The city would define a vicious dog as one that without provocation severely injures or kills a person or other animal. Owners of such dogs would, at the very least, be required to keep them locked up or muzzled when out.
Council members will take up the proposed ordinance at their meeting on Monday.
Sonoma does not have a documented problem with vicious dogs. But Mayor Joanne Sanders last year asked city staff to research the subject after a pregnant Pacifica woman was mauled to death by her own pet, a male, unneutered pit-bull named Gunner.
Sanders sparked a public outcry when she later said she personally supported banning the breed in Sonoma. That led to meetings with city staff, public safety officials and dog advocates, and the draft ordinance that city leaders will take up on Monday.
Bob Edwards, president of Sonoma Valley Dog Owners and Guardians, said Thursday that the group supports the proposed changes, which he said would provide due process for owners whose dogs are deemed a threat.
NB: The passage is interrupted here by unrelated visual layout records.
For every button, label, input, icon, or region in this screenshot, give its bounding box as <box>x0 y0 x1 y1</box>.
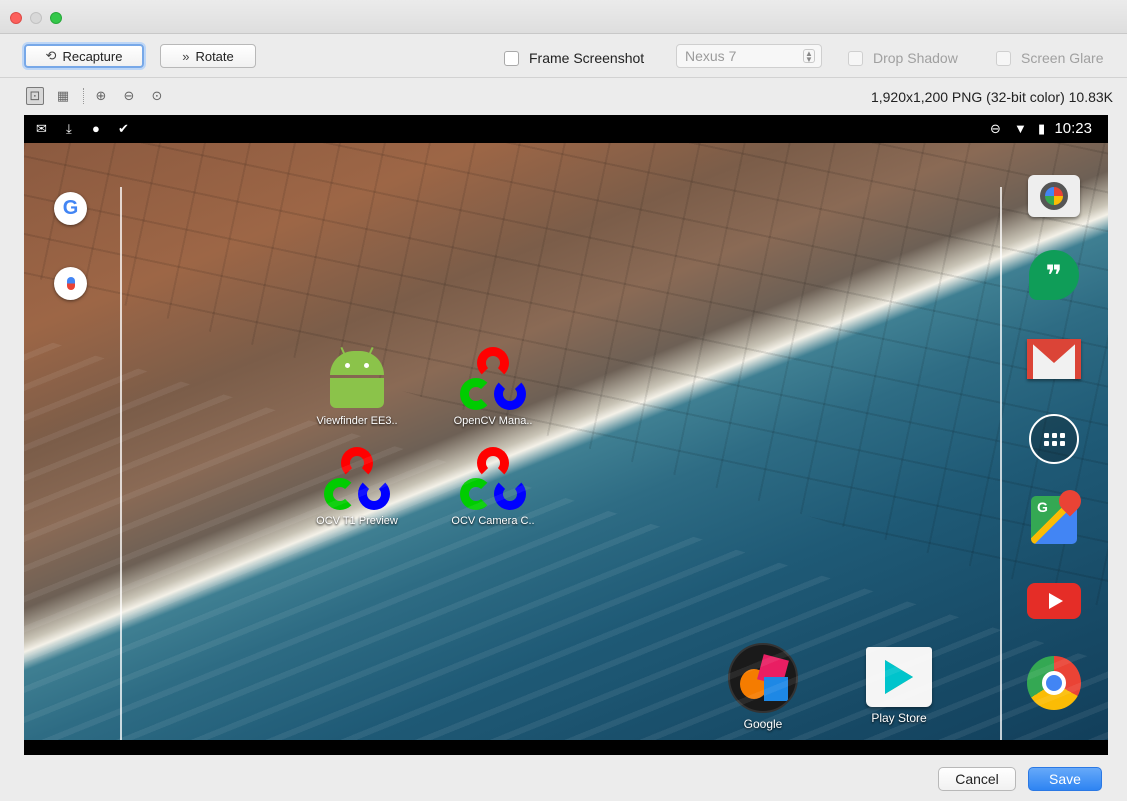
app-label: Play Store <box>871 711 927 725</box>
google-folder-icon <box>728 643 798 713</box>
chrome-icon[interactable] <box>1026 655 1082 711</box>
select-arrows-icon: ▲ ▼ <box>803 49 815 64</box>
gmail-icon[interactable] <box>1026 331 1082 387</box>
android-app-icon <box>328 346 386 409</box>
drop-shadow-box[interactable] <box>848 50 863 66</box>
frame-screenshot-box[interactable] <box>504 50 519 66</box>
fit-icon[interactable]: ⊡ <box>26 87 44 105</box>
device-select-value: Nexus 7 <box>685 48 737 64</box>
recapture-icon: ⟲ <box>45 48 57 63</box>
battery-icon: ▮ <box>1038 120 1046 136</box>
app-drawer-icon[interactable] <box>1026 411 1082 467</box>
opencv-icon <box>460 347 526 413</box>
app-label: Viewfinder EE3.. <box>316 415 398 427</box>
app-ocv-t1-preview[interactable]: OCV T1 Preview <box>297 447 417 527</box>
toolbar-separator <box>83 88 84 104</box>
right-divider <box>1000 187 1002 753</box>
youtube-icon[interactable] <box>1026 573 1082 629</box>
opencv-icon <box>324 447 390 513</box>
screen-glare-checkbox[interactable]: Screen Glare <box>996 50 1103 66</box>
rotate-label: Rotate <box>195 48 234 64</box>
app-ocv-camera[interactable]: OCV Camera C.. <box>433 447 553 527</box>
download-icon: ⤓ <box>66 120 72 136</box>
recapture-label: Recapture <box>62 48 123 64</box>
gmail-notification-icon: ✉ <box>36 120 47 136</box>
recapture-button[interactable]: ⟲ Recapture <box>24 44 144 68</box>
minimize-window-button[interactable] <box>30 12 42 24</box>
drop-shadow-checkbox[interactable]: Drop Shadow <box>848 50 958 66</box>
view-toolbar: ⊡ ▦ ⊕ ⊖ ⊙ 1,920x1,200 PNG (32-bit color)… <box>0 79 1127 113</box>
android-nav-bar <box>24 740 1108 755</box>
window-titlebar <box>0 0 1127 34</box>
screen-glare-box[interactable] <box>996 50 1011 66</box>
screen-glare-label: Screen Glare <box>1021 50 1104 66</box>
app-label: OCV T1 Preview <box>316 515 398 527</box>
android-status-bar: ✉ ⤓ ● ✔ ⊖ ▼ ▮ 10:23 <box>24 115 1108 143</box>
save-button[interactable]: Save <box>1028 767 1102 791</box>
wifi-icon: ▼ <box>1014 121 1027 136</box>
do-not-disturb-icon: ⊖ <box>990 120 1001 136</box>
device-select[interactable]: Nexus 7 ▲ ▼ <box>676 44 822 68</box>
frame-screenshot-label: Frame Screenshot <box>529 50 645 66</box>
zoom-out-icon[interactable]: ⊖ <box>120 87 138 105</box>
opencv-icon <box>460 447 526 513</box>
play-store-app[interactable]: Play Store <box>844 647 954 725</box>
status-time: 10:23 <box>1054 120 1092 137</box>
left-divider <box>120 187 122 753</box>
android-notification-icon: ● <box>92 121 100 136</box>
app-label: OCV Camera C.. <box>451 515 535 527</box>
close-window-button[interactable] <box>10 12 22 24</box>
app-label: Google <box>743 717 783 731</box>
voice-search-icon[interactable] <box>54 267 87 300</box>
app-label: OpenCV Mana.. <box>453 415 533 427</box>
hangouts-icon[interactable]: ❞ <box>1026 247 1082 303</box>
maximize-window-button[interactable] <box>50 12 62 24</box>
zoom-in-icon[interactable]: ⊕ <box>92 87 110 105</box>
frame-screenshot-checkbox[interactable]: Frame Screenshot <box>504 50 644 66</box>
image-info: 1,920x1,200 PNG (32-bit color) 10.83K <box>870 89 1113 105</box>
actual-size-icon[interactable]: ▦ <box>54 87 72 105</box>
maps-icon[interactable]: G <box>1026 485 1086 548</box>
rotate-icon: » <box>182 48 190 64</box>
app-viewfinder[interactable]: Viewfinder EE3.. <box>297 346 417 427</box>
wallpaper: G Viewfinder EE3.. OpenCV Mana.. OCV T1 … <box>24 143 1108 753</box>
device-screenshot: ✉ ⤓ ● ✔ ⊖ ▼ ▮ 10:23 G Viewfinder EE3.. O… <box>24 115 1108 755</box>
google-search-icon[interactable]: G <box>54 192 87 225</box>
drop-shadow-label: Drop Shadow <box>873 50 958 66</box>
rotate-button[interactable]: » Rotate <box>160 44 256 68</box>
google-folder[interactable]: Google <box>708 643 818 731</box>
clipboard-icon: ✔ <box>118 120 129 136</box>
play-store-icon <box>866 647 932 707</box>
toolbar: ⟲ Recapture » Rotate Frame Screenshot Ne… <box>0 34 1127 78</box>
zoom-actual-icon[interactable]: ⊙ <box>148 87 166 105</box>
camera-app-icon[interactable] <box>1026 168 1082 224</box>
app-opencv-manager[interactable]: OpenCV Mana.. <box>433 347 553 427</box>
cancel-button[interactable]: Cancel <box>938 767 1016 791</box>
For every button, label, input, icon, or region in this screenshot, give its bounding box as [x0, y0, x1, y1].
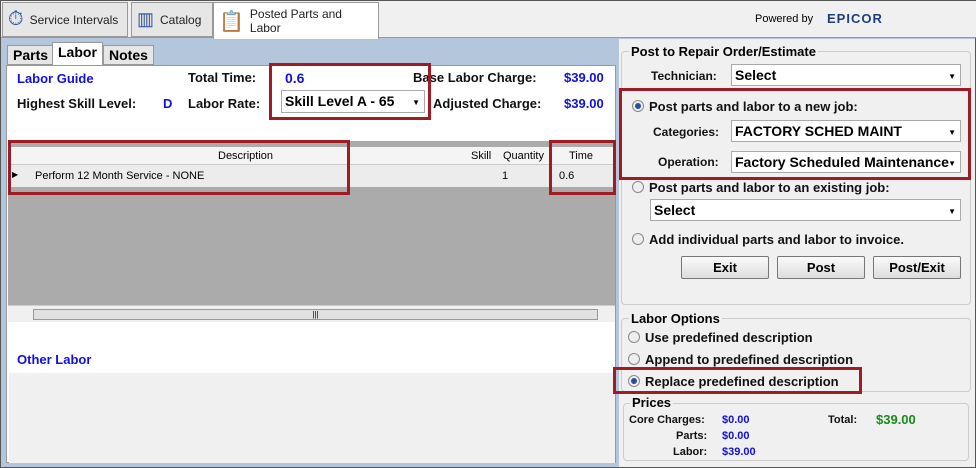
clipboard-icon: 📋: [219, 10, 244, 33]
adjusted-charge-value: $39.00: [564, 96, 604, 111]
technician-select[interactable]: Select ▼: [731, 64, 961, 86]
binders-icon: ▥: [137, 9, 155, 29]
existing-job-select[interactable]: Select ▼: [650, 199, 961, 221]
horizontal-scrollbar[interactable]: |||: [8, 305, 615, 322]
post-button[interactable]: Post: [777, 256, 865, 279]
highest-skill-value: D: [163, 96, 173, 111]
total-time-label: Total Time:: [188, 70, 257, 85]
labor-guide-link[interactable]: Labor Guide: [17, 71, 94, 86]
highlight-box: [269, 63, 431, 120]
scroll-thumb[interactable]: |||: [33, 309, 598, 320]
exit-button[interactable]: Exit: [681, 256, 769, 279]
subtab-notes[interactable]: Notes: [103, 45, 154, 65]
col-quantity[interactable]: Quantity: [503, 150, 544, 162]
highlight-box: [8, 140, 350, 195]
tab-catalog[interactable]: ▥ Catalog: [131, 2, 213, 37]
post-exit-button[interactable]: Post/Exit: [873, 256, 961, 279]
base-charge-label: Base Labor Charge:: [413, 70, 537, 85]
tab-service-intervals[interactable]: ⏱ Service Intervals: [2, 2, 128, 37]
chevron-down-icon: ▼: [948, 207, 956, 216]
labor-rate-label: Labor Rate:: [188, 96, 261, 111]
use-predefined-radio[interactable]: Use predefined description: [628, 330, 813, 345]
col-skill[interactable]: Skill: [471, 150, 491, 162]
highest-skill-label: Highest Skill Level:: [17, 96, 137, 111]
subtab-labor[interactable]: Labor: [52, 42, 103, 65]
adjusted-charge-label: Adjusted Charge:: [433, 96, 542, 111]
existing-job-radio[interactable]: Post parts and labor to an existing job:: [632, 180, 890, 195]
highlight-box: [613, 367, 862, 394]
powered-by: Powered by: [755, 13, 814, 25]
append-predefined-radio[interactable]: Append to predefined description: [628, 352, 853, 367]
tab-posted-parts-labor[interactable]: 📋 Posted Parts and Labor: [213, 2, 379, 39]
base-charge-value: $39.00: [564, 70, 604, 85]
highlight-box: [549, 140, 616, 195]
post-title: Post to Repair Order/Estimate: [629, 44, 818, 59]
other-labor-label: Other Labor: [17, 352, 92, 367]
chevron-down-icon: ▼: [948, 72, 956, 81]
epicor-logo: EPICOR: [827, 11, 883, 26]
wrench-clock-icon: ⏱: [8, 8, 24, 30]
individual-radio[interactable]: Add individual parts and labor to invoic…: [632, 232, 904, 247]
subtab-parts[interactable]: Parts: [7, 45, 55, 65]
highlight-box: [619, 88, 971, 180]
total-value: $39.00: [876, 412, 916, 427]
other-labor-textarea[interactable]: [9, 373, 615, 463]
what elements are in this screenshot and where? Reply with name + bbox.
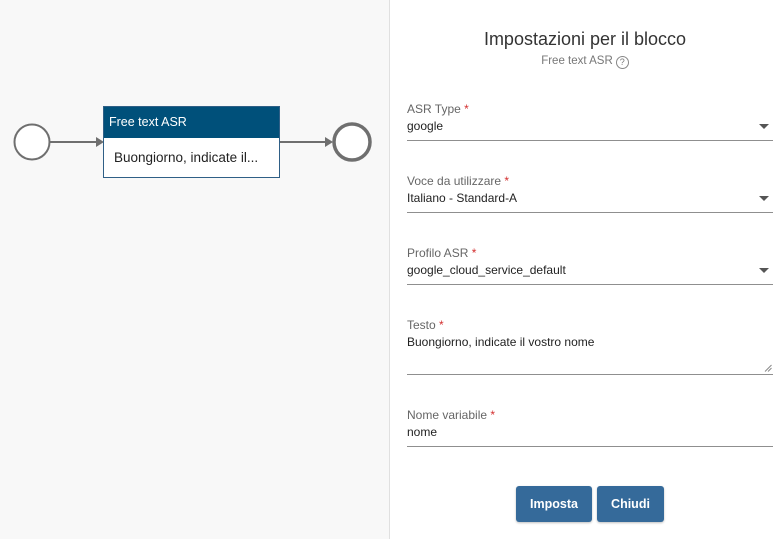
chevron-down-icon[interactable] <box>759 124 769 129</box>
node-text: Buongiorno, indicate il... <box>114 150 259 165</box>
required-marker: * <box>471 246 477 260</box>
chevron-down-icon[interactable] <box>759 268 769 273</box>
flow-connectors <box>13 122 372 162</box>
required-marker: * <box>490 408 496 422</box>
start-event <box>13 123 51 161</box>
end-event <box>332 122 372 162</box>
asr-profile-label: Profilo ASR * <box>407 246 477 260</box>
required-marker: * <box>439 318 444 332</box>
voice-label: Voce da utilizzare * <box>407 174 510 188</box>
set-button[interactable]: Imposta <box>516 486 592 522</box>
variable-name-label: Nome variabile * <box>407 408 496 422</box>
asr-profile-select[interactable]: Profilo ASR * google_cloud_service_defau… <box>407 245 773 285</box>
variable-name-field[interactable]: Nome variabile * nome <box>407 407 773 447</box>
flow-canvas[interactable]: Free text ASR Buongiorno, indicate il... <box>0 0 390 539</box>
voice-select[interactable]: Voce da utilizzare * Italiano - Standard… <box>407 173 773 213</box>
asr-type-label: ASR Type * <box>407 102 469 116</box>
variable-name-value[interactable]: nome <box>407 423 773 441</box>
chevron-down-icon[interactable] <box>759 196 769 201</box>
node-title: Free text ASR <box>104 107 279 138</box>
text-field[interactable]: Testo * Buongiorno, indicate il vostro n… <box>407 317 773 375</box>
panel-title: Impostazioni per il blocco <box>483 29 687 49</box>
flow-node-free-text-asr[interactable]: Free text ASR Buongiorno, indicate il... <box>103 106 280 178</box>
voice-value: Italiano - Standard-A <box>407 191 518 205</box>
resize-handle-icon[interactable] <box>764 364 772 372</box>
text-label: Testo * <box>407 318 444 332</box>
required-marker: * <box>464 102 469 116</box>
connector-out-arrow <box>325 137 333 147</box>
panel-subtitle: Free text ASR? <box>391 55 779 69</box>
help-icon[interactable]: ? <box>615 56 629 69</box>
asr-type-select[interactable]: ASR Type * google <box>407 101 773 141</box>
text-value[interactable]: Buongiorno, indicate il vostro nome <box>407 333 773 351</box>
panel-subtitle-text: Free text ASR <box>541 55 613 67</box>
required-marker: * <box>504 174 510 188</box>
asr-profile-value: google_cloud_service_default <box>407 263 566 277</box>
close-button[interactable]: Chiudi <box>597 486 664 522</box>
asr-type-value: google <box>407 119 444 133</box>
block-settings-panel: Impostazioni per il blocco Free text ASR… <box>391 0 779 539</box>
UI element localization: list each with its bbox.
"The current ordinance doesn't even provide for a hearing," he said. "Whoever decides the dog is vicious is the decider."
Owners of potentially dangerous or vicious dogs would have to have liability insurance and show proof they can pay damages up to $50,000.
There are a number of other proposed ordinance changes that would affect all pet owners in Sonoma. They include allowing leashed dogs in city parks, except at the downtown plaza, and requiring pet owners to pick up after their animals.
Dog owners whose pets bark or howl could get cited if the noise interferes "with the reasonable use and enjoyment of private residential property." The current ordinance states barking is a nuisance if "heard more than 100 feet away."